Attorney general Merrick Garland said Tenet "never disclosed to the influencers or to their millions of followers its ties to RT and the Russian government." Prosecutors also allege the $10 million was a Russian money laundering operation.

Right-wing influencers hired by the company, including Tim Pool, Benny Johnson and Dave Rubin, have said they were unwitting 'victims' of the alleged scheme."

Following the indictment, YouTube terminated Tenet Media and other channels run by Chen. Prior to its removal, Tenet had around 316,000 subscribers. Tenet influencer Tayler Hansen announced on September 5 that the company had shut down.
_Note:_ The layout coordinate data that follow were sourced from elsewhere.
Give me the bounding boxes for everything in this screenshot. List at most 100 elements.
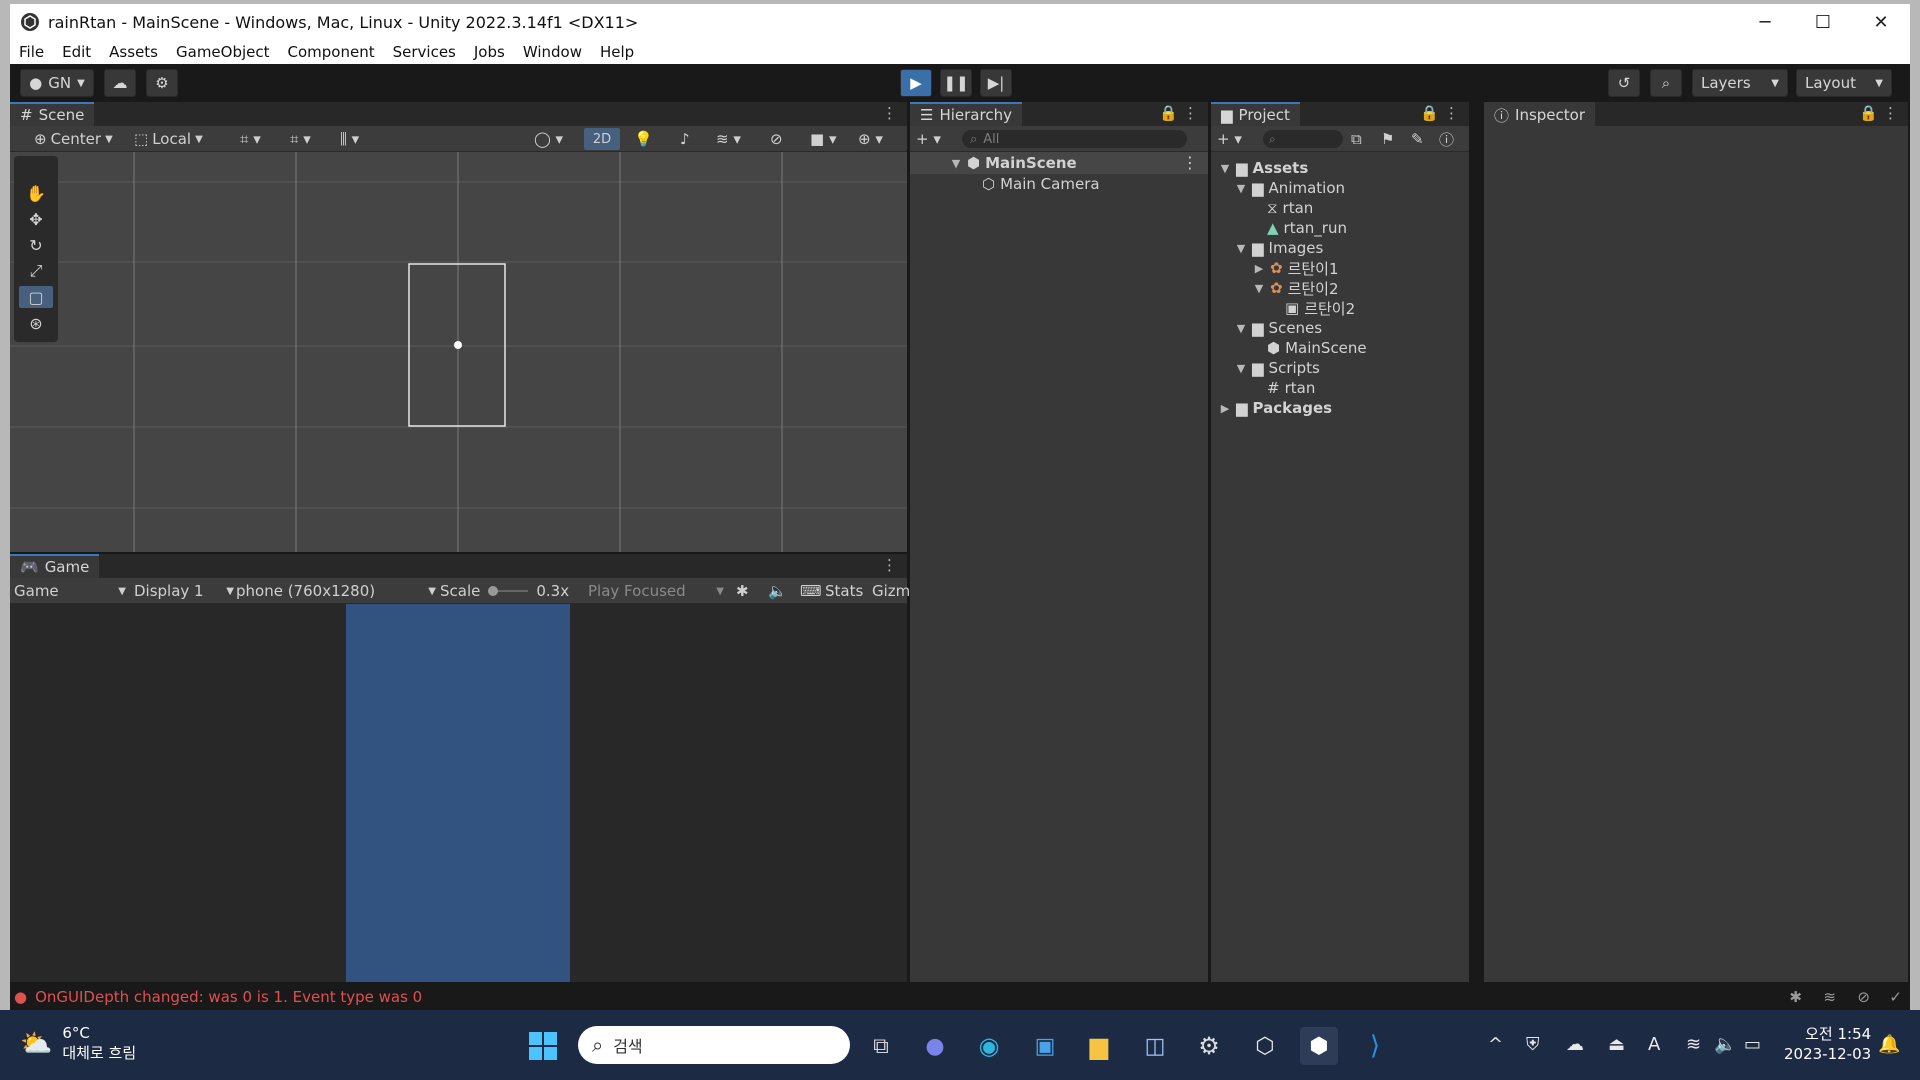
chat-app[interactable]: ●	[916, 1027, 954, 1065]
debug-toggle[interactable]: ✱	[736, 580, 749, 602]
menu-jobs[interactable]: Jobs	[465, 43, 514, 61]
collab-button[interactable]: ⚙	[146, 69, 178, 97]
tree-item-rtan-script[interactable]: # rtan	[1267, 378, 1315, 398]
panel-menu-icon[interactable]: ⋮	[1444, 104, 1459, 122]
move-tool[interactable]: ✥	[19, 208, 53, 230]
favorites-button[interactable]: ✎	[1411, 128, 1424, 150]
onedrive-icon[interactable]: ☁	[1566, 1034, 1584, 1055]
snipping-tool[interactable]: ◫	[1136, 1027, 1174, 1065]
scene-row[interactable]: ▼ ⬢ MainScene ⋮	[910, 152, 1208, 174]
scene-viewport[interactable]: ✋ ✥ ↻ ⤢ ▢ ⊛	[10, 152, 907, 552]
battery-icon[interactable]: ▭	[1744, 1034, 1761, 1055]
hand-tool[interactable]: ✋	[19, 182, 53, 204]
hierarchy-item-main-camera[interactable]: ⬡ Main Camera	[982, 174, 1100, 194]
step-button[interactable]: ▶|	[980, 69, 1012, 97]
align-button[interactable]: ⫼ ▾	[340, 128, 359, 150]
taskbar-search-box[interactable]: ⌕ 검색	[578, 1026, 850, 1064]
resolution-dropdown[interactable]: phone (760x1280) ▼	[236, 580, 436, 602]
gizmos-button[interactable]: Gizm	[872, 580, 910, 602]
store-app[interactable]: ▣	[1026, 1027, 1064, 1065]
project-search-input[interactable]: ⌕	[1263, 130, 1343, 148]
console-status-bar[interactable]: ● OnGUIDepth changed: was 0 is 1. Event …	[10, 984, 1910, 1010]
tree-item-scripts[interactable]: ▼ ▆ Scripts	[1235, 358, 1320, 378]
input-method-icon[interactable]: A	[1648, 1034, 1660, 1055]
pivot-center-dropdown[interactable]: ⊕ Center ▼	[34, 128, 113, 150]
hidden-packages-button[interactable]: ⓘ	[1439, 128, 1454, 150]
security-icon[interactable]: ⛨	[1526, 1034, 1540, 1055]
edge-browser[interactable]: ◉	[970, 1027, 1008, 1065]
lock-icon[interactable]: 🔒	[1159, 104, 1178, 122]
game-view-dropdown[interactable]: Game ▼	[14, 580, 126, 602]
undo-history-button[interactable]: ↺	[1608, 69, 1640, 97]
space-local-dropdown[interactable]: ⬚ Local ▼	[134, 128, 203, 150]
expand-arrow-icon[interactable]: ▼	[950, 157, 962, 170]
game-viewport[interactable]	[10, 604, 907, 982]
grid-snap-button[interactable]: ⌗ ▾	[240, 128, 261, 150]
search-by-type-button[interactable]: ⧉	[1351, 128, 1362, 150]
menu-component[interactable]: Component	[279, 43, 384, 61]
lock-icon[interactable]: 🔒	[1859, 104, 1878, 122]
audio-toggle[interactable]: ♪	[680, 128, 690, 150]
tree-item-image-1[interactable]: ▶ ✿ 르탄이1	[1253, 258, 1339, 278]
menu-services[interactable]: Services	[384, 43, 465, 61]
play-button[interactable]: ▶	[900, 69, 932, 97]
2d-toggle[interactable]: 2D	[584, 128, 620, 150]
maximize-button[interactable]: ☐	[1794, 4, 1852, 40]
lock-icon[interactable]: 🔒	[1420, 104, 1439, 122]
menu-edit[interactable]: Edit	[53, 43, 100, 61]
cloud-button[interactable]: ☁	[104, 69, 136, 97]
panel-menu-icon[interactable]: ⋮	[882, 556, 897, 574]
panel-menu-icon[interactable]: ⋮	[1883, 104, 1898, 122]
tab-hierarchy[interactable]: ☰ Hierarchy	[910, 102, 1022, 126]
rotate-tool[interactable]: ↻	[19, 234, 53, 256]
close-button[interactable]: ✕	[1852, 4, 1910, 40]
create-button[interactable]: + ▾	[916, 128, 941, 150]
tree-item-scenes[interactable]: ▼ ▆ Scenes	[1235, 318, 1322, 338]
visibility-toggle[interactable]: ⊘	[770, 128, 783, 150]
menu-assets[interactable]: Assets	[100, 43, 167, 61]
unity-hub[interactable]: ⬡	[1246, 1027, 1284, 1065]
tab-inspector[interactable]: ⓘ Inspector	[1484, 102, 1595, 126]
scale-slider[interactable]: Scale 0.3x	[440, 580, 569, 602]
hierarchy-search-input[interactable]: ⌕ All	[962, 130, 1187, 148]
progress-icon[interactable]: ≋	[1823, 988, 1836, 1006]
rect-tool[interactable]: ▢	[19, 286, 53, 308]
wifi-icon[interactable]: ≋	[1686, 1034, 1701, 1055]
pause-button[interactable]: ❚❚	[940, 69, 972, 97]
draw-mode-dropdown[interactable]: ◯ ▾	[534, 128, 563, 150]
tree-item-images[interactable]: ▼ ▆ Images	[1235, 238, 1324, 258]
minimize-button[interactable]: ─	[1736, 4, 1794, 40]
tree-item-animation[interactable]: ▼ ▆ Animation	[1235, 178, 1345, 198]
tree-item-mainscene[interactable]: ⬢ MainScene	[1267, 338, 1367, 358]
tab-game[interactable]: 🎮 Game	[10, 554, 100, 578]
lighting-toggle[interactable]: 💡	[634, 128, 653, 150]
panel-menu-icon[interactable]: ⋮	[1183, 104, 1198, 122]
unity-editor-taskbar[interactable]: ⬢	[1300, 1027, 1338, 1065]
search-by-label-button[interactable]: ⚑	[1381, 128, 1394, 150]
menu-file[interactable]: File	[10, 43, 53, 61]
network-icon[interactable]: ⊘	[1857, 988, 1870, 1006]
menu-help[interactable]: Help	[591, 43, 643, 61]
layout-dropdown[interactable]: Layout ▼	[1796, 69, 1892, 97]
effects-dropdown[interactable]: ≋ ▾	[716, 128, 741, 150]
file-explorer[interactable]: ▆	[1080, 1027, 1118, 1065]
tree-item-packages[interactable]: ▶ ▆ Packages	[1219, 398, 1332, 418]
settings-app[interactable]: ⚙	[1190, 1027, 1228, 1065]
transform-tool[interactable]: ⊛	[19, 312, 53, 334]
tree-item-image-2[interactable]: ▼ ✿ 르탄이2	[1253, 278, 1339, 298]
checkmark-icon[interactable]: ✓	[1889, 988, 1902, 1006]
tree-item-image-2-sprite[interactable]: ▣ 르탄이2	[1285, 298, 1355, 318]
task-view-button[interactable]: ⧉	[862, 1027, 900, 1065]
search-button[interactable]: ⌕	[1650, 69, 1682, 97]
stats-button[interactable]: Stats	[825, 580, 863, 602]
menu-gameobject[interactable]: GameObject	[167, 43, 279, 61]
tree-item-rtan-controller[interactable]: ⧖ rtan	[1267, 198, 1313, 218]
gizmos-dropdown[interactable]: ⊕ ▾	[858, 128, 883, 150]
scene-menu-icon[interactable]: ⋮	[1182, 153, 1198, 172]
notification-bell-icon[interactable]: 🔔	[1878, 1034, 1900, 1055]
windows-start-button[interactable]	[524, 1027, 562, 1065]
menu-window[interactable]: Window	[514, 43, 591, 61]
panel-menu-icon[interactable]: ⋮	[882, 104, 897, 122]
weather-widget[interactable]: ⛅ 6°C 대체로 흐림	[20, 1024, 136, 1063]
tab-project[interactable]: ▆ Project	[1211, 102, 1300, 126]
The Biden administration said the indictment was part of a wider effort to counter a major Russian government effort to influence the 2024 US presidential election that included sanctions on ten individuals and entities, and the seizure of 32 internet domains. Unlike in 2016 and 2020, when Russia employed armies of trolls and bots to reach Americans, with dubious results, in 2024 Russia had pivoted to exploit established conservative social media influencers to reach Americans with pro-Russia messaging. Russian official Leonid Slutsky responded by characterizing the sanctions as "a clear example of a 'witch hunt,' pressure on freedom of speech and vulgar censorship."